The second change is a requirement of a formal authorization of a program to do such monitoring. The Director of National Intelligence and the AG have to approve a program (for up to one year) reasonably designed to be limited to the monitoring of persons outside the United States. Those procedures have to be submitted to the FISA court, which then reviews whether the Executive's conclusion that the procedures are reasonably designed to only pick up the communications of people reasonably believed to be outside the U.S. is "clearly erroneous." If the conclusion is clearly erroneous, the court sends them back and tells the Executive to try again. The government can also appeal that determination to the FISA Court of Review and if needed the Supreme Court. I'm not exactly sure, but my sense is that this is a one-size-fits-all order; that is, the one authorization covers all the providers.
It sounds like the PRISM program is the way of implementing the statute, now codified at 50 U.S.C. 1881a. Recall this detail from the original Poststory:
Analysts who use the system from a Web portal at Fort Meade key in "selectors," or search terms, that are designed to produce at least 51 percent confidence in a target's "foreignness." That is not a very stringent test.

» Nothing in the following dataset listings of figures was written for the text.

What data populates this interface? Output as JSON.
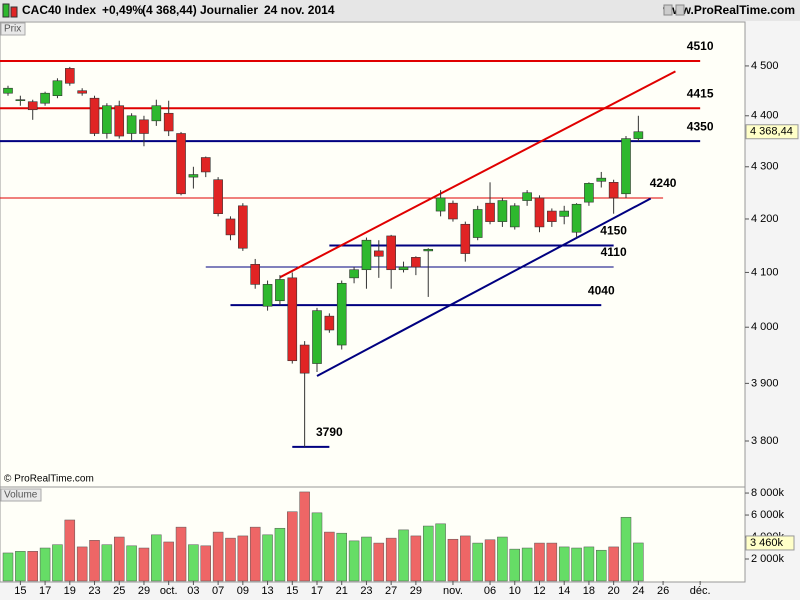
{
  "header": {
    "title": "CAC40 Index",
    "change": "+0,49%",
    "last": "(4 368,44)",
    "period": "Journalier",
    "date": "24 nov. 2014",
    "site": "www.ProRealTime.com"
  },
  "chart_data": [
    {
      "type": "candlestick",
      "panel_label": "Prix",
      "copyright": "© ProRealTime.com",
      "log_scale": true,
      "grid": false,
      "up_color": "#2eb82e",
      "down_color": "#e02424",
      "categories": [
        null,
        "15",
        null,
        "17",
        null,
        "19",
        null,
        "23",
        null,
        "25",
        null,
        "29",
        null,
        "oct.",
        null,
        "03",
        null,
        "07",
        null,
        "09",
        null,
        "13",
        null,
        "15",
        null,
        "17",
        null,
        "21",
        null,
        "23",
        null,
        "27",
        null,
        "29",
        null,
        null,
        "nov.",
        null,
        null,
        "06",
        null,
        "10",
        null,
        "12",
        null,
        "14",
        null,
        "18",
        null,
        "20",
        null,
        "24",
        null,
        "26",
        null,
        null,
        "déc."
      ],
      "open": [
        4445,
        4430,
        4428,
        4425,
        4440,
        4495,
        4450,
        4435,
        4365,
        4420,
        4365,
        4392,
        4390,
        4405,
        4365,
        4280,
        4318,
        4275,
        4200,
        4225,
        4115,
        4038,
        4048,
        4090,
        3968,
        3935,
        4020,
        3968,
        4090,
        4105,
        4140,
        4168,
        4105,
        4128,
        4140,
        4215,
        4230,
        4190,
        4165,
        4230,
        4195,
        4185,
        4235,
        4240,
        4215,
        4205,
        4175,
        4232,
        4272,
        4270,
        4248,
        4355,
        null,
        null,
        null,
        null,
        null
      ],
      "high": [
        4460,
        4440,
        4432,
        4448,
        4475,
        4498,
        4455,
        4440,
        4425,
        4430,
        4405,
        4400,
        4432,
        4430,
        4368,
        4300,
        4320,
        4280,
        4205,
        4230,
        4125,
        4085,
        4095,
        4100,
        3975,
        4035,
        4025,
        4085,
        4110,
        4165,
        4160,
        4170,
        4120,
        4130,
        4145,
        4255,
        4235,
        4195,
        4225,
        4270,
        4240,
        4230,
        4255,
        4245,
        4220,
        4225,
        4230,
        4270,
        4290,
        4275,
        4360,
        4400,
        null,
        null,
        null,
        null,
        null
      ],
      "low": [
        4440,
        4420,
        4392,
        4420,
        4435,
        4460,
        4440,
        4360,
        4355,
        4355,
        4350,
        4340,
        4380,
        4360,
        4245,
        4258,
        4280,
        4205,
        4160,
        4140,
        4070,
        4030,
        4040,
        3935,
        3790,
        3920,
        3990,
        3960,
        4080,
        4070,
        4090,
        4070,
        4100,
        4095,
        4055,
        4205,
        4195,
        4120,
        4160,
        4190,
        4185,
        4180,
        4225,
        4175,
        4185,
        4190,
        4165,
        4225,
        4260,
        4210,
        4240,
        4350,
        null,
        null,
        null,
        null,
        null
      ],
      "close": [
        4455,
        4432,
        4412,
        4445,
        4470,
        4465,
        4445,
        4365,
        4420,
        4360,
        4400,
        4365,
        4420,
        4370,
        4248,
        4285,
        4290,
        4210,
        4170,
        4145,
        4078,
        4078,
        4087,
        3940,
        3918,
        4030,
        3995,
        4080,
        4105,
        4160,
        4130,
        4105,
        4110,
        4110,
        4143,
        4240,
        4200,
        4135,
        4218,
        4195,
        4235,
        4225,
        4250,
        4185,
        4195,
        4215,
        4228,
        4268,
        4278,
        4240,
        4355,
        4368.44,
        null,
        null,
        null,
        null,
        null
      ],
      "last_close_label": "4 368,44",
      "ylim": [
        3722,
        4590
      ],
      "yticks": [
        {
          "value": 3800,
          "label": "3 800"
        },
        {
          "value": 3900,
          "label": "3 900"
        },
        {
          "value": 4000,
          "label": "4 000"
        },
        {
          "value": 4100,
          "label": "4 100"
        },
        {
          "value": 4200,
          "label": "4 200"
        },
        {
          "value": 4300,
          "label": "4 300"
        },
        {
          "value": 4400,
          "label": "4 400"
        },
        {
          "value": 4500,
          "label": "4 500"
        }
      ],
      "levels": [
        {
          "value": 4510,
          "color": "#e00000",
          "width": 2,
          "from": 0,
          "to": 56
        },
        {
          "value": 4415,
          "color": "#e00000",
          "width": 2,
          "from": 0,
          "to": 56
        },
        {
          "value": 4350,
          "color": "#000080",
          "width": 2,
          "from": 0,
          "to": 56
        },
        {
          "value": 4240,
          "color": "#e00000",
          "width": 1,
          "from": 0,
          "to": 53
        },
        {
          "value": 4150,
          "color": "#000080",
          "width": 2,
          "from": 26,
          "to": 49
        },
        {
          "value": 4110,
          "color": "#000080",
          "width": 1,
          "from": 16,
          "to": 49
        },
        {
          "value": 4040,
          "color": "#000080",
          "width": 2,
          "from": 18,
          "to": 48
        },
        {
          "value": 3790,
          "color": "#000080",
          "width": 2,
          "from": 23,
          "to": 26
        }
      ],
      "trendlines": [
        {
          "color": "#e00000",
          "from": 22,
          "to": 54,
          "start": 4091,
          "end": 4489
        },
        {
          "color": "#000080",
          "from": 25,
          "to": 52,
          "start": 3913,
          "end": 4239
        }
      ]
    },
    {
      "type": "bar",
      "panel_label": "Volume",
      "values": [
        2550,
        2700,
        2700,
        3000,
        3300,
        5550,
        3100,
        3700,
        3300,
        4000,
        3200,
        3000,
        4200,
        3550,
        4900,
        3300,
        3200,
        4450,
        3900,
        4100,
        4900,
        4200,
        4800,
        6300,
        8100,
        6200,
        4450,
        4350,
        3650,
        4000,
        3450,
        3900,
        4650,
        4100,
        5000,
        5200,
        3800,
        4100,
        3450,
        3750,
        4000,
        2900,
        3000,
        3450,
        3450,
        3100,
        3000,
        3100,
        2800,
        3100,
        5800,
        3460,
        null,
        null,
        null,
        null,
        null
      ],
      "value_labels": [
        null,
        null,
        null,
        null,
        null,
        null,
        null,
        null,
        null,
        null,
        null,
        null,
        null,
        null,
        null,
        null,
        null,
        null,
        null,
        null,
        null,
        null,
        null,
        null,
        null,
        null,
        null,
        null,
        null,
        null,
        null,
        null,
        null,
        null,
        null,
        null,
        null,
        null,
        null,
        null,
        null,
        null,
        null,
        null,
        null,
        null,
        null,
        null,
        null,
        null,
        null,
        "3 460k",
        null,
        null,
        null,
        null,
        null
      ],
      "ylim": [
        0,
        8550
      ],
      "yticks": [
        {
          "value": 2000,
          "label": "2 000k"
        },
        {
          "value": 4000,
          "label": "4 000k"
        },
        {
          "value": 6000,
          "label": "6 000k"
        },
        {
          "value": 8000,
          "label": "8 000k"
        }
      ]
    }
  ]
}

Training materials obtained by the Post instruct new analysts to submit accidentally collected U.S. content for a quarterly report, "but it's nothing to worry about."
Presumably the bit about "selectors" that are "designed to produce at least 51 percent confidence in a target's foreignness" are ones that have been approved by the DNI and AG and then approved by the FISA court to implement the authority to target "persons reasonably believed to be located outside the United States to acquire foreign intelligence information." 50 U.S.C. 1881a(a).
Anyway, maybe this is obvious to everyone, but I thought I would add it just in case it wasn't.
While it might be tempting to do to this administration what its backers in and out of the media did to the prior administration -- conjure up scandal where there isn't any -- I think it can only be a distraction that weakens the credibility of those who want to pursue real White House wrongdoing.

In any event, the week ended on one up note, the president, unaccountably praised by the media for so long as a great orator, was 
rendered speechless when he stood at a podium in San Jose without a ghostwritten script.